In 2014 IBM announced it would sell its x86 server division to Lenovo for $2.1 billion. Also that year, IBM began announcing several major partnerships with other companies, including Apple Inc., Twitter, Facebook, Tencent, Cisco, UnderArmour, Box, Microsoft, VMware, CSC, Macy's, Sesame Workshop, the parent company of Sesame Street, and Salesforce.com.
Hardware designed by IBM for these categories include IBM's POWER microprocessors, which are employed inside many console gaming systems, including Xbox 360, PlayStation 3, and Nintendo's Wii U. IBM Secure Blue is encryption hardware that can be built into microprocessors, and in 2014, the company revealed TrueNorth, a neuromorphic CMOS integrated circuit and announced a $3 billion investment over the following five years to design a neural chip that mimics the human brain, with 10 billion neurons and 100 trillion synapses, but that uses just 1 kilowatt of power.
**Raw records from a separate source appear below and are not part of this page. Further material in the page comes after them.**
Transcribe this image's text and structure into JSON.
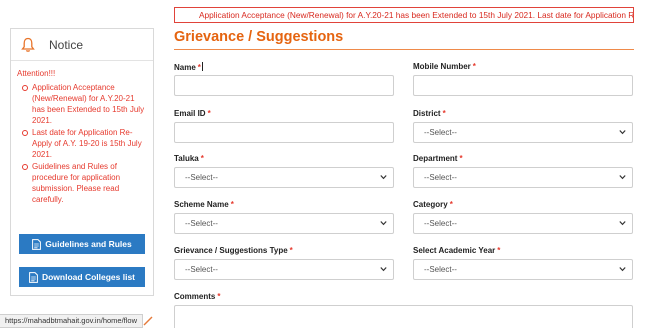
{
  "notice": {
    "title": "Notice",
    "icon": "bell-icon",
    "attention": "Attention!!!",
    "items": [
      "Application Acceptance (New/Renewal) for A.Y.20-21 has been Extended to 15th July 2021.",
      "Last date for Application Re-Apply of A.Y. 19-20 is 15th July 2021.",
      "Guidelines and Rules of procedure for application submission. Please read carefully."
    ],
    "guidelines_button": "Guidelines and Rules",
    "colleges_button": "Download Colleges list"
  },
  "marquee": {
    "text": "Application Acceptance (New/Renewal) for A.Y.20-21 has been Extended to 15th July 2021. Last date for Application Re-App"
  },
  "form": {
    "title": "Grievance / Suggestions",
    "required_marker": "*",
    "name": {
      "label": "Name"
    },
    "mobile": {
      "label": "Mobile Number"
    },
    "email": {
      "label": "Email ID"
    },
    "district": {
      "label": "District",
      "value": "--Select--"
    },
    "taluka": {
      "label": "Taluka",
      "value": "--Select--"
    },
    "department": {
      "label": "Department",
      "value": "--Select--"
    },
    "scheme": {
      "label": "Scheme Name",
      "value": "--Select--"
    },
    "category": {
      "label": "Category",
      "value": "--Select--"
    },
    "grievance_type": {
      "label": "Grievance / Suggestions Type",
      "value": "--Select--"
    },
    "academic_year": {
      "label": "Select Academic Year",
      "value": "--Select--"
    },
    "comments": {
      "label": "Comments"
    }
  },
  "status_bar": {
    "url": "https://mahadbtmahait.gov.in/home/flow"
  },
  "colors": {
    "accent_orange": "#e56410",
    "alert_red": "#e63a2e",
    "button_blue": "#2b7ac3"
  }
}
In 2016, the company launched all-flash arrays designed for small and midsized companies, which includes software for data compression, provisioning, and snapshots across various systems.
In 2015 IBM announced three major acquisitions: Merge Healthcare for $1 billion, data storage vendor Cleversafe, and all digital assets from The Weather Company, including Weather.com and the Weather Channel mobile app. Also that year, IBMers created the film A Boy and His Atom, which was the first molecule movie to tell a story. In 2016, IBM acquired video conferencing service Ustream and formed a new cloud video unit. In April 2016, it posted a 14-year low in quarterly sales. The following month, Groupon sued IBM accusing it of patent infringement, two months after IBM accused Groupon of patent infringement in a separate lawsuit.
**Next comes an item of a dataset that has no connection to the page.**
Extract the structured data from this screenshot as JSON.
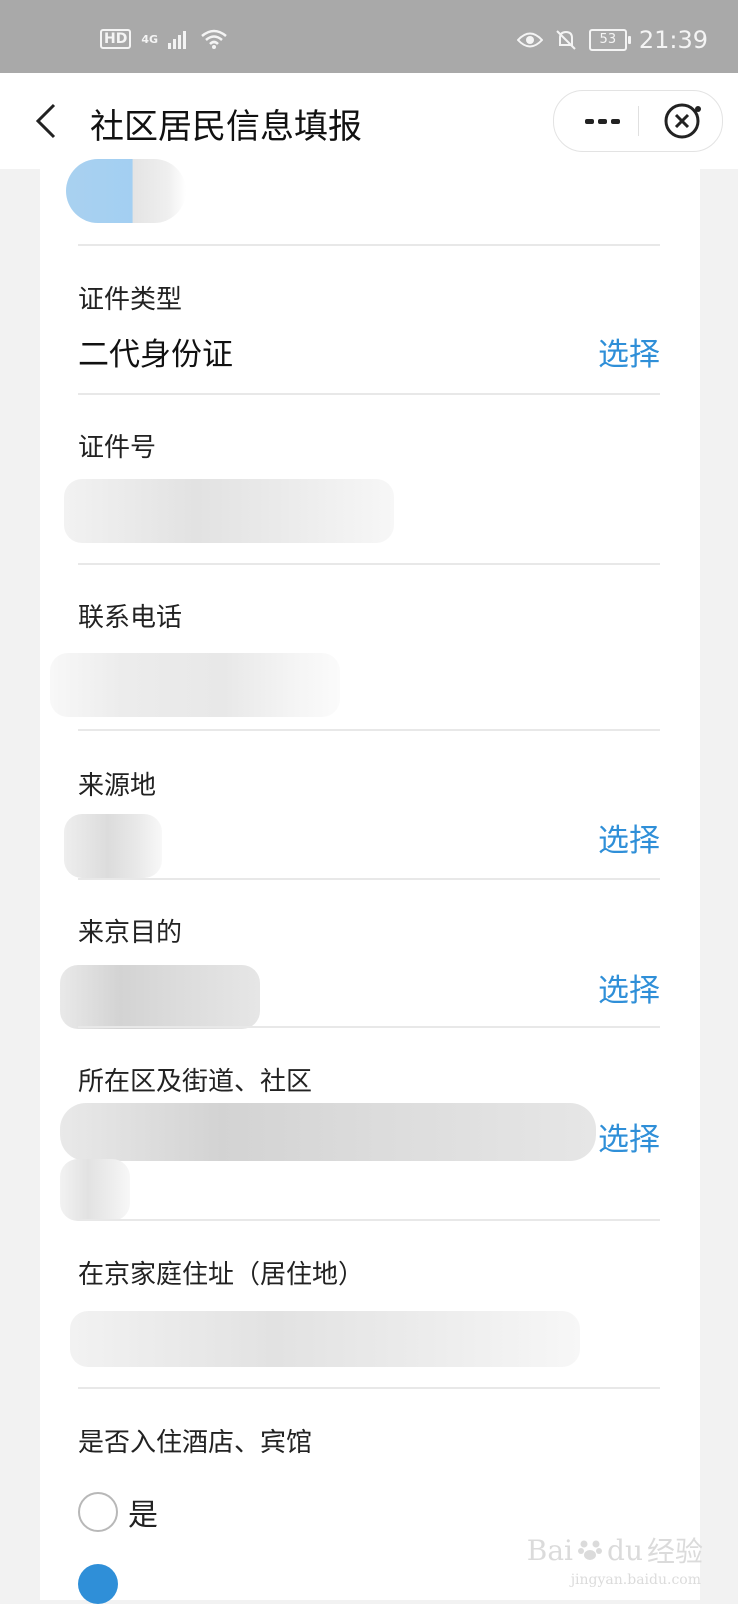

In 2015, IBM bought the digital part of The Weather Company;, Truven Health Analytics for $2.6 billion in 2016, and in October 2018, IBM announced its intention to acquire Red Hat for $34 billion, which was completed on July 9, 2019.
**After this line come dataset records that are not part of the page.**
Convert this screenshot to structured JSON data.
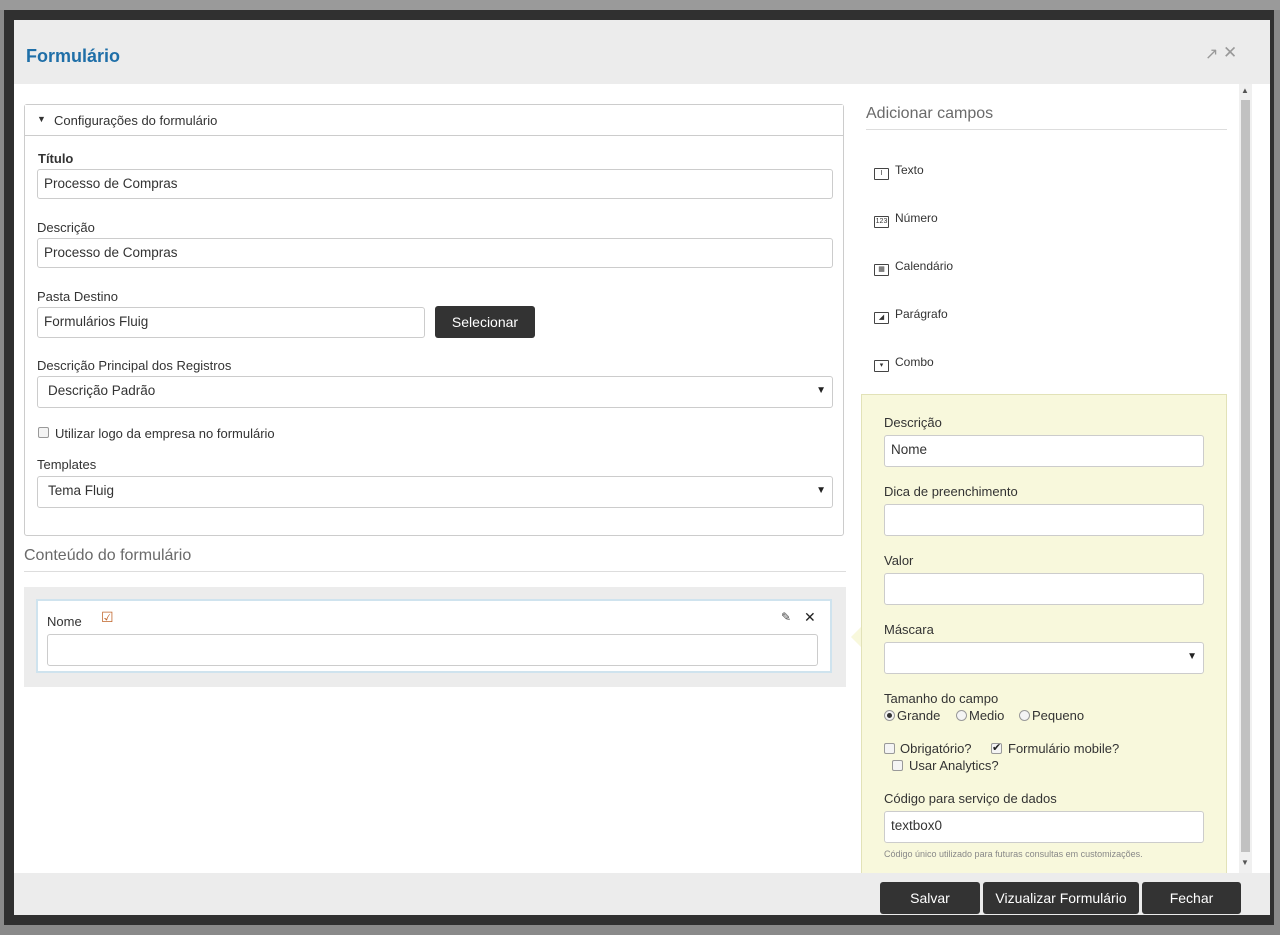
{
  "dialog": {
    "title": "Formulário",
    "popout_icon": "popout-icon",
    "close_icon": "close-icon"
  },
  "config": {
    "section_label": "Configurações do formulário",
    "titulo_label": "Título",
    "titulo_value": "Processo de Compras",
    "descricao_label": "Descrição",
    "descricao_value": "Processo de Compras",
    "pasta_label": "Pasta Destino",
    "pasta_value": "Formulários Fluig",
    "selecionar_label": "Selecionar",
    "desc_principal_label": "Descrição Principal dos Registros",
    "desc_principal_value": "Descrição Padrão",
    "logo_label": "Utilizar logo da empresa no formulário",
    "templates_label": "Templates",
    "templates_value": "Tema Fluig"
  },
  "content": {
    "section_label": "Conteúdo do formulário",
    "field_label": "Nome"
  },
  "add_fields": {
    "title": "Adicionar campos",
    "items": [
      {
        "label": "Texto",
        "icon": "text-field-icon"
      },
      {
        "label": "Número",
        "icon": "number-field-icon"
      },
      {
        "label": "Calendário",
        "icon": "calendar-icon"
      },
      {
        "label": "Parágrafo",
        "icon": "paragraph-icon"
      },
      {
        "label": "Combo",
        "icon": "combo-icon"
      }
    ]
  },
  "properties": {
    "descricao_label": "Descrição",
    "descricao_value": "Nome",
    "dica_label": "Dica de preenchimento",
    "dica_value": "",
    "valor_label": "Valor",
    "valor_value": "",
    "mascara_label": "Máscara",
    "mascara_value": "",
    "tamanho_label": "Tamanho do campo",
    "size_grande": "Grande",
    "size_medio": "Medio",
    "size_pequeno": "Pequeno",
    "obrigatorio_label": "Obrigatório?",
    "mobile_label": "Formulário mobile?",
    "analytics_label": "Usar Analytics?",
    "codigo_label": "Código para serviço de dados",
    "codigo_value": "textbox0",
    "codigo_hint": "Código único utilizado para futuras consultas em customizações."
  },
  "footer": {
    "salvar": "Salvar",
    "visualizar": "Vizualizar Formulário",
    "fechar": "Fechar"
  }
}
In 2015, IBM started giving employees the option of choosing either a PC or a Mac as their primary work device. In 2016, IBM eliminated forced rankings and changed its annual performance review system to focus more on frequent feedback, coaching, and skills development.
For the fiscal year 2017, IBM reported earnings of US$5.7 billion, with an annual revenue of US$79.1 billion, a decline of 1.0% over the previous fiscal cycle. IBM's shares traded at over $125 per share, and its market capitalization was valued at over US$113.9 billion in September 2018. IBM ranked No. 34 on the 2018 Fortune 500 rankings of the largest United States corporations by total revenue.
In January 2019, IBM introduced its first commercial quantum computer IBM Q System One.
IBM announced in October 2020 that it is splitting itself into two separate public companies. IBM's future focus will be on high-margin cloud computing and artificial intelligence, built on the foundation of the 2019 Red Hat acquisition. The new company "NewCo”, yet to be formally named, created from IBM Global Technology Services Managed Infrastructure Services unit, will have 90,000 employees, 4,600 clients in 115 countries, with a backlog of $60 billion. IBM's spin off will be greater than any of its previous divestitures, and welcomed by investors.
In March 2020 it was announced that IBM will build the first quantum computer in Germany. The computer should allow researchers to harness the technology without falling foul of the EU's increasingly assertive stance on data sovereignty.